Wolfe and his team were able to make the Camembert mold in his lab. He took an ancestor of the Camembert mold, which is found everywhere, and managed to speed up the natural evolutionary process.

"So what we did is, we took one of these wild blue molds and we put them on cheese in the lab. And every week, we gave them fresh cheese. Over and over and over again. And within about three or four weeks, they lost all that musty smelling aromas and they began to smell like beautiful, fresh cheese," he said.

This is about more than watching mold transform in a lab, however exciting that may sound. Wolfe said in a matter of five to 10 years, this experiment could have ramifications for cheese-makers around the world.

"The mold that we are using, that wild ancestor mold that we were using, was from Vermont. It was not from France. And so what we are excited by is the idea that we could recreate this domestication process, to create a California Camembert mold or a Vermont Camembert mold.
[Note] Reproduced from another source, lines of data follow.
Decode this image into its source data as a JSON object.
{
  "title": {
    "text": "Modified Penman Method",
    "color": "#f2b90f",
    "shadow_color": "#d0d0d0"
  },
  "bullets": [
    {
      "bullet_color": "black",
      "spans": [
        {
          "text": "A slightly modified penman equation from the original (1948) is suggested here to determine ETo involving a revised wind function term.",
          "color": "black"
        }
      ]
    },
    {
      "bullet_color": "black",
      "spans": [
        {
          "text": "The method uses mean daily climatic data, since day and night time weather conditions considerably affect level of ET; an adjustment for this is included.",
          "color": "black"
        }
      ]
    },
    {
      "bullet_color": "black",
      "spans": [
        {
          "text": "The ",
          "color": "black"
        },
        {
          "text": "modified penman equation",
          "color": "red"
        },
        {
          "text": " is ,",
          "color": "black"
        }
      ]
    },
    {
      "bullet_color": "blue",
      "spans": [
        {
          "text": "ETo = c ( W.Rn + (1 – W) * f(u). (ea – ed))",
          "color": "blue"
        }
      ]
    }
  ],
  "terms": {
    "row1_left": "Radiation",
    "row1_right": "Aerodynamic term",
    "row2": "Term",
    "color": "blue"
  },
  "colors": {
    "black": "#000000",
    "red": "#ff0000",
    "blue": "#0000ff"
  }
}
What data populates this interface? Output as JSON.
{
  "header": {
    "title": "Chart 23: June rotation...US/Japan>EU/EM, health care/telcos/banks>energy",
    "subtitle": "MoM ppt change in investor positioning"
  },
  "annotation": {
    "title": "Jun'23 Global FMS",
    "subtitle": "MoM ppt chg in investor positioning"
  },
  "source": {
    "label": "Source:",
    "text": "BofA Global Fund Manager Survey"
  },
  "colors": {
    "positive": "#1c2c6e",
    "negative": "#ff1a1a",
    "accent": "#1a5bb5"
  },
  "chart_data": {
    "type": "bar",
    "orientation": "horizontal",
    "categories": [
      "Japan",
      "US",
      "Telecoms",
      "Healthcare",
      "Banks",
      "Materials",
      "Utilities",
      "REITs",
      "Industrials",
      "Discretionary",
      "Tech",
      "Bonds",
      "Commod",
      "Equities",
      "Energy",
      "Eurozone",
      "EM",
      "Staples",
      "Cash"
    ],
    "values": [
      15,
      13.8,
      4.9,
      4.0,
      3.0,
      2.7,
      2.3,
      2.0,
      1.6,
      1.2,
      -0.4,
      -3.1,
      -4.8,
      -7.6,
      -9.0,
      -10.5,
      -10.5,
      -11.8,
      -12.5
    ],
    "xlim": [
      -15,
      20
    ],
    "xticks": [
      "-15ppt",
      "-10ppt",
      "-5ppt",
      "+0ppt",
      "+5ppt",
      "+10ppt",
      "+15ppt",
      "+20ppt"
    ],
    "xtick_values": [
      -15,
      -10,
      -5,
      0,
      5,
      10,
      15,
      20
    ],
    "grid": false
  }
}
So it suggests a new way to domesticate new strains for cheese making," Wolfe said.

That's pretty cool.

I spoke with Ihsan Gurdal, the owner of the cheese shop Formaggio Kitchen in Cambridge, Mass., to see what he had to say about all of this.

"Well, I think it's exciting that people are trying to do new things," Gurdal said.

But he said nothing can replace real Camembert, the Camembert from Normandy.

"The taste of mushrooms, the texture of the cheese, the luxurious creaminess of it. It's hard to match," he added.

What he's saying is that there's a lot that goes into exceptional cheese. The mold, sure. But there's the milk, the soil — the terroir, as the French say — the knowledge passed down from generation to generation.

And, maybe, a little divine intervention.